Albert de Belleroche
11:50 PMJohn Singer Sargent. Albert de Belleroche. 1883. |
John Singer Sargent. Head in Profile of a Young Man. 1883. |
The two quickly began friends, sharing a studio space in Paris where they sketched and painted each other. Sargent painted Belleroche in more thirty works of various poses and costumes, ranging from a medieval courtier to a Spanish aristocrat. Even when Sargent focused on his masterpiece of Madame Gautreau, he was thinking about Belleroche. Sargent’s drawing, most commonly thought of as a sketch for Madame Gautreau Drinking a Toast, has been proposed by art historians that Sargent merged Madame Gautreau and Belleruche into one image. The “brooding and romantic quality” in these works, argues Deborah Davis, suggests a relationship went beyond friendship or mentorship.
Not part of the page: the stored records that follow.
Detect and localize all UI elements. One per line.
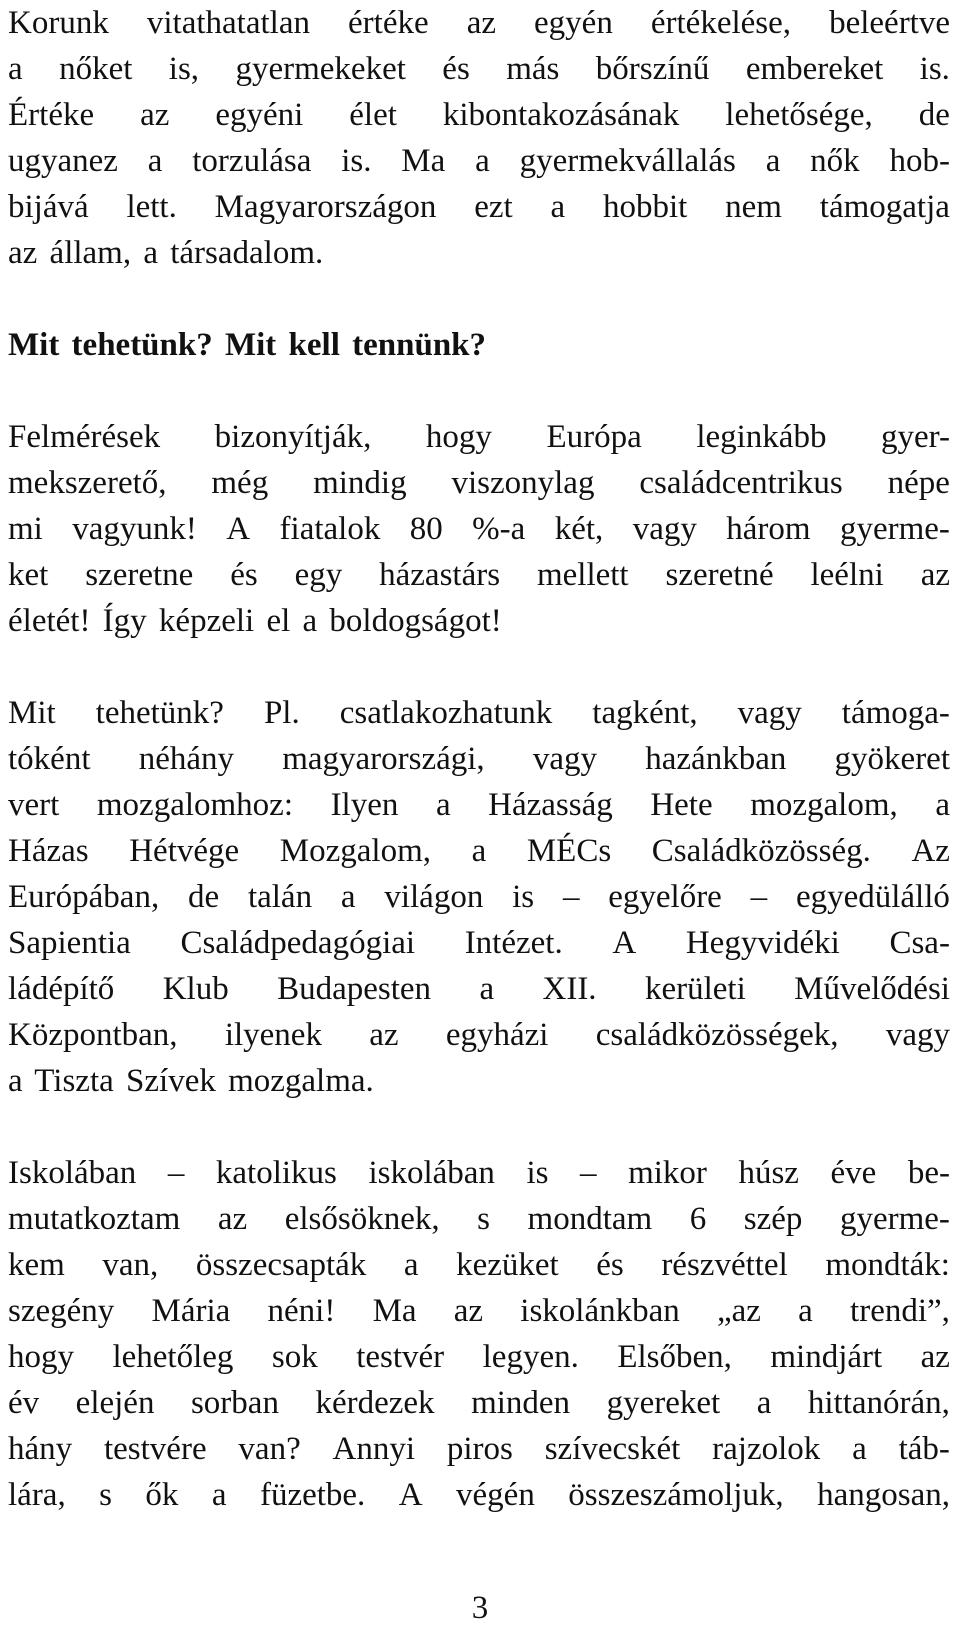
paragraph-survey [8, 414, 950, 644]
text-line: a Tiszta Szívek mozgalma. [8, 1063, 374, 1099]
text-line: Iskolában – katolikus iskolában is – mikor húsz éve be- [8, 1155, 950, 1191]
text-line: Sapientia Családpedagógiai Intézet. A Hegyvidéki Csa- [8, 925, 950, 961]
text-line: hogy lehetőleg sok testvér legyen. Elsőben, mindjárt az [8, 1339, 950, 1375]
text-line: ket szeretne és egy házastárs mellett szeretné leélni az [8, 557, 950, 593]
text-line: kem van, összecsapták a kezüket és részvéttel mondták: [8, 1247, 950, 1283]
text-line: Mit tehetünk? Pl. csatlakozhatunk tagként, vagy támoga- [8, 695, 950, 731]
text-line: ládépítő Klub Budapesten a XII. kerületi Művelődési [8, 971, 950, 1007]
text-line: bijává lett. Magyarországon ezt a hobbit nem támogatja [8, 189, 950, 225]
text-line: hány testvére van? Annyi piros szívecskét rajzolok a táb- [8, 1431, 950, 1467]
paragraph-intro [8, 0, 950, 276]
text-line: szegény Mária néni! Ma az iskolánkban „az a trendi”, [8, 1293, 950, 1329]
page-number: 3 [471, 1590, 489, 1626]
text-line: Korunk vitathatatlan értéke az egyén értékelése, beleértve [8, 5, 950, 41]
text-line: Értéke az egyéni élet kibontakozásának lehetősége, de [8, 97, 950, 133]
text-line: a nőket is, gyermekeket és más bőrszínű embereket is. [8, 51, 950, 87]
text-line: vert mozgalomhoz: Ilyen a Házasság Hete mozgalom, a [8, 787, 950, 823]
text-line: lára, s ők a füzetbe. A végén összeszámoljuk, hangosan, [8, 1477, 950, 1513]
text-line: mutatkoztam az elsősöknek, s mondtam 6 szép gyerme- [8, 1201, 950, 1237]
text-line: mekszerető, még mindig viszonylag családcentrikus népe [8, 465, 950, 501]
text-line: ugyanez a torzulása is. Ma a gyermekvállalás a nők hob- [8, 143, 950, 179]
text-line: Európában, de talán a világon is – egyelőre – egyedülálló [8, 879, 950, 915]
document-page [8, 0, 950, 1518]
text-line: Központban, ilyenek az egyházi családközösségek, vagy [8, 1017, 950, 1053]
text-line: az állam, a társadalom. [8, 235, 324, 271]
text-line: Házas Hétvége Mozgalom, a MÉCs Családközösség. Az [8, 833, 950, 869]
text-line: életét! Így képzeli el a boldogságot! [8, 603, 502, 639]
text-line: tóként néhány magyarországi, vagy hazánkban gyökeret [8, 741, 950, 777]
text-line: év elején sorban kérdezek minden gyereket a hittanórán, [8, 1385, 950, 1421]
text-line: Felmérések bizonyítják, hogy Európa leginkább gyer- [8, 419, 950, 455]
section-heading [8, 322, 950, 368]
text-line: mi vagyunk! A fiatalok 80 %-a két, vagy három gyerme- [8, 511, 950, 547]
heading-text: Mit tehetünk? Mit kell tennünk? [8, 327, 487, 363]
paragraph-movements [8, 690, 950, 1104]
paragraph-school [8, 1150, 950, 1518]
Sargent had started to draw Amelie but transformed her into Belleroche, an indication of his emotional confusion in that summer of 1883. Some even go as far to say only when Sargent confirmed his desire towards Belleroche had he lifted his artist’s block and allowed himself to concentrate on Madame Gautreau. Could the peripatetic lifestyle and loneliness in Sargent’s early life make him afraid of “otherness?” After all, as an expatriate, otherness was a feeling Sargent knew all too well. Other than his works, however, there is little evidence about the artist’s private life. But if he was gay, does it matter? On the bright side, this speculation gives Sargent scholarship a new direction. Until recently, Sargent was seen as a slick, superficial society painter. Discussions about his sexuality, whether relevant to the art, forces people think about implications of sexuality.